La Cina nuova regista globale della diplomazia climatica e gli Stati Uniti in affanno, i pochi annunci e le promesse ancora meno numerose, i testi negoziali ancora pieni di parentesi quadre e il rischio di cancellare il target degli 1,5°C dalla decisione finale. Un bilancio della prima settimana di COP27

Vertice sul clima: la COP27 ammazzerà gli 1,5°C?
crediti: UNclimatechange via Flickr | CC BY-NC-SA 2.0

I negoziati al vertice sul clima di Sharm procedono molto lentamente

(Rinnovabili.it) – La COP27 entra oggi nella seconda e ultima settimana di negoziati con più punti interrogativi e incertezze di quelli che la circondavano alla vigilia. Di risultati importanti, per ora, non ce n’è traccia. I negoziati procedono a rilento, molto a rilento. E si rimettono in discussione anche i punti più importanti, già fissati nei summit precedenti. A partire dall’obiettivo degli 1,5 gradi. Non un buon biglietto da visita per questo secondo tempo della partita climatica. Tanto che molti osservatori temono che il vertice sul clima di Sharm el-Sheikh possa chiudersi senza passi avanti nei negoziati.

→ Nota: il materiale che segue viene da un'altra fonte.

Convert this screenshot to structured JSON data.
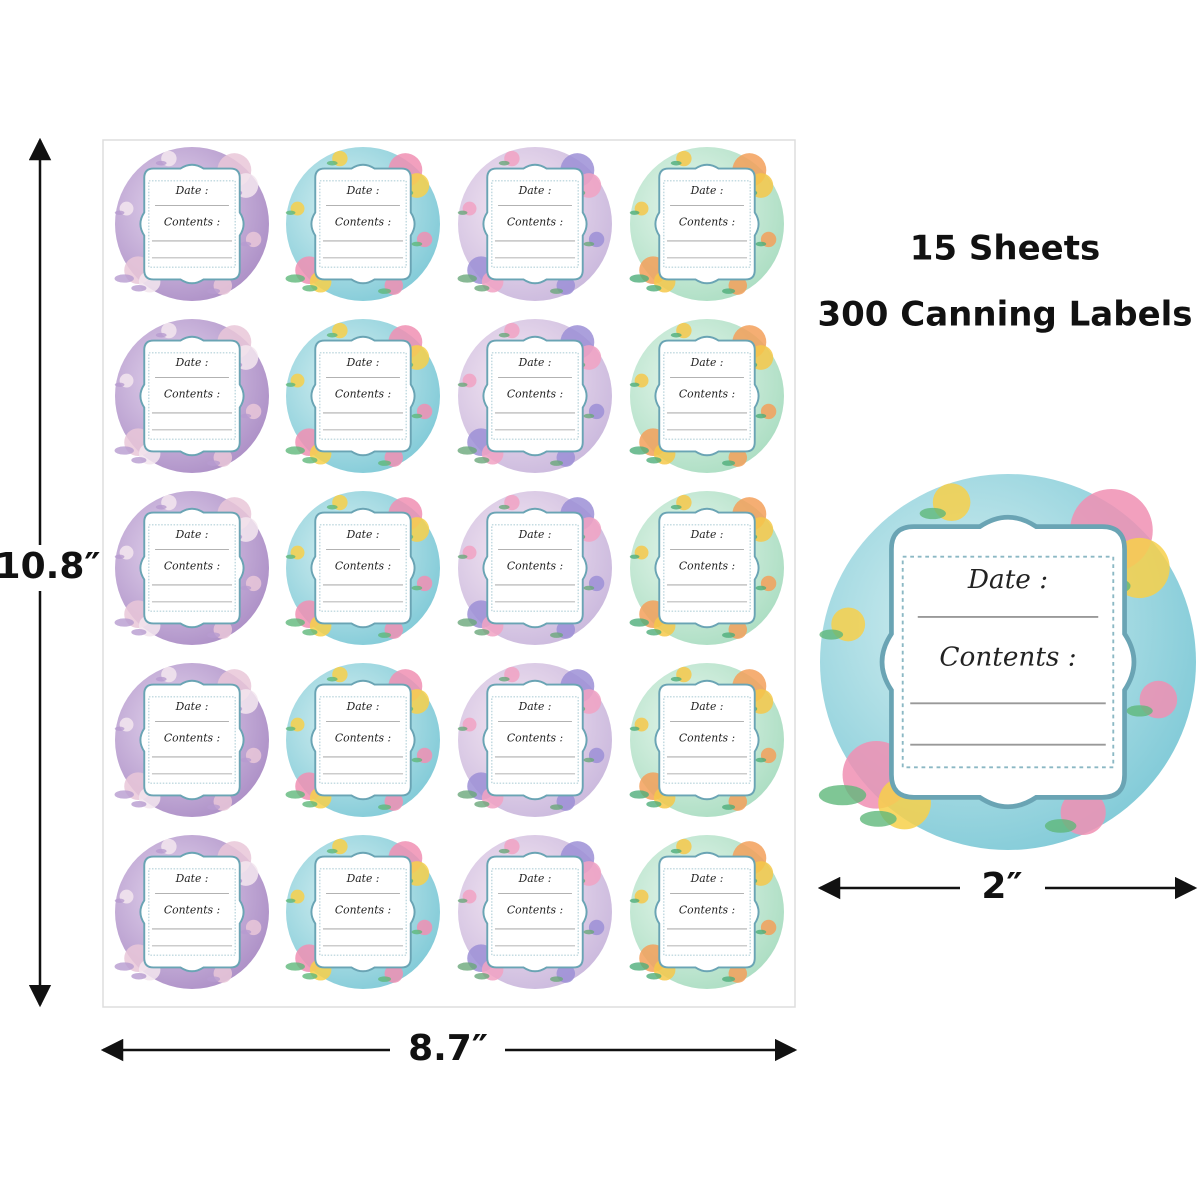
{
  "dimensions": {
    "height": "10.8″",
    "width": "8.7″",
    "label_diameter": "2″"
  },
  "headline": {
    "sheets": "15 Sheets",
    "labels": "300 Canning Labels"
  },
  "label": {
    "date": "Date :",
    "contents": "Contents :"
  }
}
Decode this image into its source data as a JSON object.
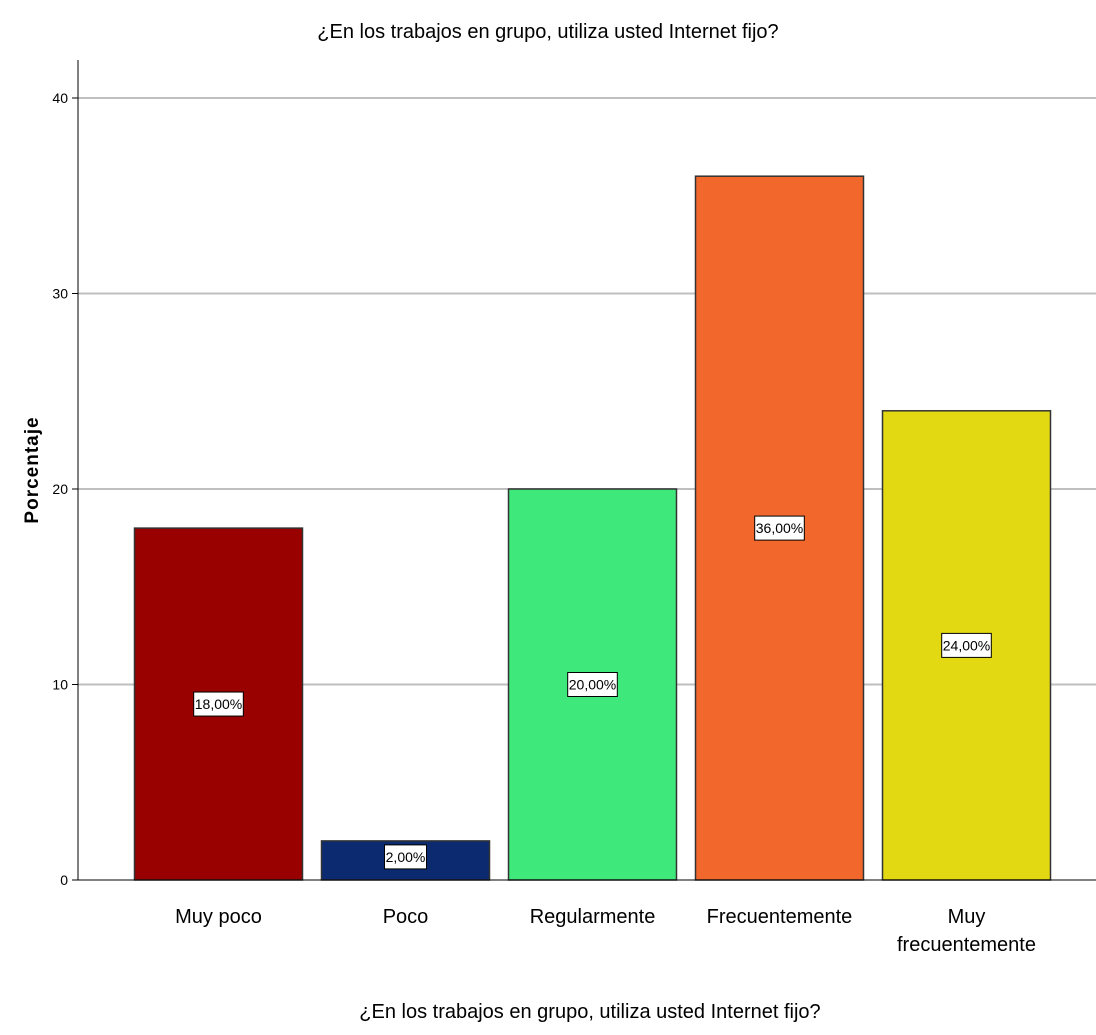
{
  "chart_data": {
    "type": "bar",
    "title": "¿En los trabajos en grupo, utiliza usted Internet fijo?",
    "xlabel": "¿En los trabajos en grupo, utiliza usted Internet fijo?",
    "ylabel": "Porcentaje",
    "categories": [
      "Muy poco",
      "Poco",
      "Regularmente",
      "Frecuentemente",
      "Muy frecuentemente"
    ],
    "category_lines": [
      [
        "Muy poco"
      ],
      [
        "Poco"
      ],
      [
        "Regularmente"
      ],
      [
        "Frecuentemente"
      ],
      [
        "Muy",
        "frecuentemente"
      ]
    ],
    "values": [
      18,
      2,
      20,
      36,
      24
    ],
    "data_labels": [
      "18,00%",
      "2,00%",
      "20,00%",
      "36,00%",
      "24,00%"
    ],
    "colors": [
      "#990000",
      "#0b2a6f",
      "#3fe87b",
      "#f2672c",
      "#e3d912"
    ],
    "ylim": [
      0,
      42
    ],
    "yticks": [
      0,
      10,
      20,
      30,
      40
    ],
    "grid": true,
    "legend": "none"
  }
}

Pochi anche gli annunci alla COP27

La prima settimana di COP26 era stata popolata di annunci settoriali altisonanti. Piattaforme, alleanze, iniziative, tutte in formato multilaterale con obiettivi specifici. Messi insieme – sempre che vengano realizzati – rosicchierebbero qualche decimo di gradi di riscaldamento globale. Non poco visto quanto corre la crisi climatica. La COP27 non ha portato con sé nemmeno molti annunci. C’è un impegno sulle emissioni di metano, che però non va molto oltre la Global Methane Pledge originaria del 2021. È apparso un club di paesi che si impegnano a ridurre le emissioni delle fossili, ma ha poca sostanza.

Sono pochi anche i nuovi impegni arrivati nella prima settimana. Il Messico ha fissato nuovi obiettivi, ben poca cosa rispetto alla promessa di neutralità climatica al 2070 dell’India di 12 mesi fa. L’Ue ha messo a posto tutti i tasselli legislativi per poter alzare i target di riduzione delle emissioni di altri 2 punti percentuali, a -57% entro il 2030. E ben poco altro s’è visto nei giorni scorsi.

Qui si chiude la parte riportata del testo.